World's toughest course?

The main road through the town of Carnoustie is a bleak street, framed by gray, sooty storefronts, a macadam so narrow you'll find yourself jumping a curb to let an oncoming double-decker bus rumble by. Turn right and ease through a skinny tunnel beneath the Dundee to Arbroath railway line, then right again, and you're at the municipally owned Carnoustie Golf Links, equally bleak, at first glance.

Carnoustie's Championship Course, acknowledged as one of the toughest in the world-perhaps the toughest-takes time to savor and appreciate.

Just inland from the North Sea, which is visible only from the 15th hole, the course is always exposed to the elements. But unlike most firm, fast, sand-based links, Carnoustie doesn't march out in one direction, then backtrack on the inward nine. Its holes change direction constantly. No more than two in a row face the same angle to the wind.

Its bunkers, as at most Scottish links, have vertical revetted walls of turf. But some aren't ovals. They twist and turn, distorting their walls into canted, even convex faces. Braid bunkers, locals call those concoctions, after their author, architect James Braid.

In other words, it's a fascinating design. The more you dig at Carnoustie, the more you understand. But, in this age of instant analysis, it's easier to be glib than accurate. Which is why, as Carnoustie prepares for its seventh British Open Championship, most will revisit the howls it generated at its last meeting.

In 1999, Carnoustie was considered one big unplayable lie, a links that demanded target golf, a scheme to make the best golfers in the world look like idiots. The finish was a Frenchman's folly (see page 138) and the wrong guy won, in the minds of most sportswriters. Scottish fans were thrilled that local hero Paul Lawrie prevailed, but most writers sniffed that Lawrie was a square peg in the shining round table of previous Carnoustie victors: Tommy Armour, Henry Cotton, Ben Hogan, Gary Player and Tom Watson.

Writers in '99 designated a villain. Not the Royal & Ancient, which conducts the Open and dictated its setup, but course superintendent John Philp, who was accused of putting a noose in Carnoustie by squeezing fairways into footpaths through a deliberately cultivated jungle of waist-high hay, and then cackling about it like some demonic sorcerer.

There are those who believe Philp got his comeuppance and was summarily fired after the event. No, what he got after the Open was investiture as a Member of the British Empire. (And therein lies another misconception. He is not now Sir John Philp. He wasn't granted knighthood, just an MBE.) Philp is still Carnoustie's superintendent, still there to make sure in 2007 that "no one makes an arse of my course."

Sure, Carnoustie's setup in 1999 was severe. Each fairway varied in width at several spots from tee to green. One stretch on the 18th was just 18 yards wide, but it got wider at the landing area, then narrower again short of the burn in front of the green. The fairways averaged about 28 yards wide, the same widths they had been in the 1996 Scottish Open, when nobody complained, and mostly the same widths they'll be this year.

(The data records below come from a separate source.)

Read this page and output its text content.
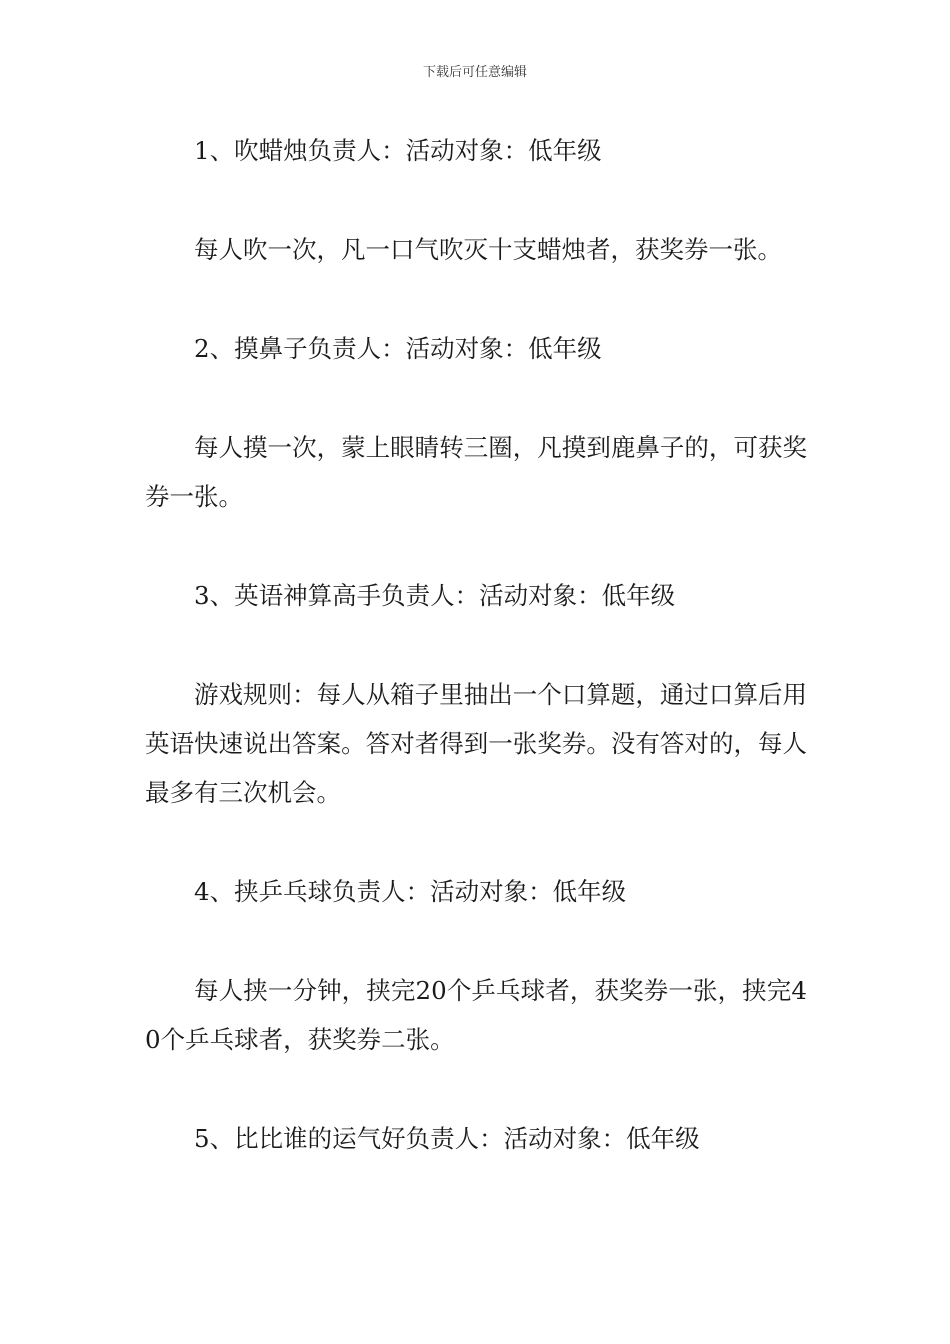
下载后可任意编辑

1、吹蜡烛负责人：活动对象：低年级

每人吹一次，凡一口气吹灭十支蜡烛者，获奖券一张。

2、摸鼻子负责人：活动对象：低年级

每人摸一次，蒙上眼睛转三圈，凡摸到鹿鼻子的，可获奖券一张。

3、英语神算高手负责人：活动对象：低年级

游戏规则：每人从箱子里抽出一个口算题，通过口算后用英语快速说出答案。答对者得到一张奖券。没有答对的，每人最多有三次机会。

4、挟乒乓球负责人：活动对象：低年级

每人挟一分钟，挟完20个乒乓球者，获奖券一张，挟完40个乒乓球者，获奖券二张。

5、比比谁的运气好负责人：活动对象：低年级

The secondary rough-that waist-high hay-was thick, but Philp hadn't fiendishly irrigated and fertilized it. The months prior to the Open were rainy and warm, perfect for native grasses to grow amok. Every course on Scotland's eastern seaboard was throttled with tall, thick rough that summer. By August, things had dried out and the tall stuff had wilted. But the Open was played in July. What exacerbated the situation were howling winds on the first two days of the championship, blowing hard from the west, opposite of the prevailing wind.

Let's quash the rumors that Philp chemically enhanced the rough in the months before the Open. There's almost no way to realistically spread fertilizer through the areas at Carnoustie where the tall rough grows: There are humps, dunes, clumps of gorse, unimproved ground. Second, we're talking about native grasses. Hit them with commercial fertilizers-especially chemical sprays-and you'll probably kill them, not improve them. Third, Carnoustie is a public facility with three 18s. I've seen its maintenance building. I've seen the equipment. I can't believe Philp and his people, without help from the R&A, would have spent the excess money to fertilize the acres and acres of tall rough. The setup in '99 didn't cause Jean Van de Velde's last-round collapse (he started the day at even par, ahead by five), and it didn't prevent Lawrie from closing with a Hogan-like round of 67, to tie at six-over-par 290, and then birdieing the 17th and 18th in the four-hole playoff to win easily over Van de Velde and Justin Leonard.